A imagem da última vez que fui ao teatro com meu pai me vem instantaneamente à cabeça, como em um déjà-vu. Meu pai mesmo havia comprado os ingressos com bastante antecedência, e no intervalo entre a aquisição e o dia do espetáculo, o linfoma havia voltado, como se a peça fosse alguma ponte, uma comunicação entre a esperança de uma vida comum e sua impossibilidade ou sua negação, entre a continuidade e o fim da vida.

Até o momento em que saímos da sua casa para o Teatro Oficina, havia dúvidas se conseguiríamos ir. Seríamos apenas meu pai, Eder e eu; Martha não havia se interessado em assistir à peça "Roda Viva" dirigida e encenada por Zé Celso, e sua recusa só atesta a certeza que tinha de que meu pai estava de fato curado. Ela nem sequer hesitaria em ir se soubesse que seria a última vez.

No dia da peça, meu pai ainda estava internado: foi quando descobrimos que o tumor tinha voltado, a massa na região lombar, e todos, inclusive os médicos, achavam que seria outra coisa, até sair o resultado da biópsia; todos exceto meu pai, que já sabia, que já nos dizia, que sentia no seu corpo combalido. Ele voltou da sua última viagem, de Búzios, e foi direto para a UTI. Não havia, a partir de então, mais possibilidade de cura. Ele iria morrer, só não sabíamos quando. Bem, isto é uma verdade geral demais: ele iria provavelmente morrer por conta do linfoma, só não sabíamos quanto tempo ainda teríamos com ele.

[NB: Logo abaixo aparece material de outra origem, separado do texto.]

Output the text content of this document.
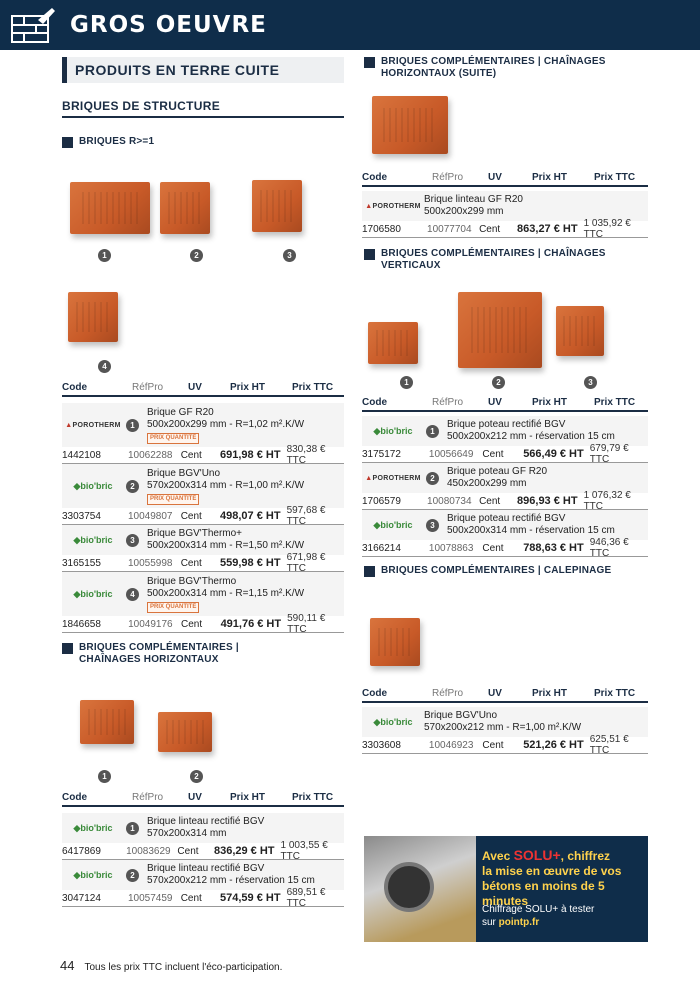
GROS OEUVRE
PRODUITS EN TERRE CUITE
BRIQUES DE STRUCTURE
BRIQUES R>=1
1	2	3
4
Code	RéfPro	UV	Prix HT	Prix TTC
▲POROTHERM	1
Brique GF R20
500x200x299 mm - R=1,02 m².K/W
PRIX QUANTITÉ
1442108	10062288 Cent	691,98 € HT 830,38 € TTC
◆bio'bric	2
Brique BGV'Uno
570x200x314 mm - R=1,00 m².K/W
PRIX QUANTITÉ
3303754	10049807 Cent	498,07 € HT 597,68 € TTC
◆bio'bric	3
Brique BGV'Thermo+
500x200x314 mm - R=1,50 m².K/W
3165155	10055998 Cent	559,98 € HT 671,98 € TTC
◆bio'bric	4
Brique BGV'Thermo
500x200x314 mm - R=1,15 m².K/W
PRIX QUANTITÉ
1846658	10049176 Cent	491,76 € HT 590,11 € TTC
BRIQUES COMPLÉMENTAIRES | CHAÎNAGES HORIZONTAUX
1	2
Code	RéfPro	UV	Prix HT	Prix TTC
◆bio'bric	1
Brique linteau rectifié BGV
570x200x314 mm
6417869	10083629 Cent	836,29 € HT 1 003,55 € TTC
◆bio'bric	2
Brique linteau rectifié BGV
570x200x212 mm - réservation 15 cm
3047124	10057459 Cent	574,59 € HT 689,51 € TTC
BRIQUES COMPLÉMENTAIRES | CHAÎNAGES HORIZONTAUX (SUITE)
Code	RéfPro	UV	Prix HT	Prix TTC
▲POROTHERM
Brique linteau GF R20
500x200x299 mm
1706580	10077704 Cent	863,27 € HT 1 035,92 € TTC
BRIQUES COMPLÉMENTAIRES | CHAÎNAGES VERTICAUX
1	2	3
Code	RéfPro	UV	Prix HT	Prix TTC
◆bio'bric	1
Brique poteau rectifié BGV
500x200x212 mm - réservation 15 cm
3175172	10056649 Cent	566,49 € HT 679,79 € TTC
▲POROTHERM	2
Brique poteau GF R20
450x200x299 mm
1706579	10080734 Cent	896,93 € HT 1 076,32 € TTC
◆bio'bric	3
Brique poteau rectifié BGV
500x200x314 mm - réservation 15 cm
3166214	10078863 Cent	788,63 € HT 946,36 € TTC
BRIQUES COMPLÉMENTAIRES | CALEPINAGE
Code	RéfPro	UV	Prix HT	Prix TTC
◆bio'bric
Brique BGV'Uno
570x200x212 mm - R=1,00 m².K/W
3303608	10046923 Cent	521,26 € HT 625,51 € TTC
Avec SOLU+, chiffrez
la mise en œuvre de vos
bétons en moins de 5 minutes
Chiffrage SOLU+ à tester
sur pointp.fr
44 Tous les prix TTC incluent l'éco-participation.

A alta do hospital foi dada nesse dia para que ele conseguisse assistir à peça. Conferimos o horário de abertura do teatro, mas calculamos mal, entendemos errado, e aquele horário era na verdade o do início da peça, à qual chegamos atrasados. Qualquer pessoa que chegasse depois teria de ficar nos andares superiores, de acesso pelas escadas laterais do Oficina; mas meu pai estava usando um andador, não conseguia se sustentar sozinho em pé, muito menos subir as escadas. A pessoa gentil e compreensiva da porta entendeu a situação e nos deixou entrar no meio do espetáculo. Literalmente: Eder, eu e meu pai com seu andador descemos a rampa do oficina atrás dos atores vestidos de anjos pretos, no meio da cena, invadindo-a enquanto eles cantavam e dançavam, e éramos encaminhados por alguém a assentos inventados no vão entre as duas arquibancadas.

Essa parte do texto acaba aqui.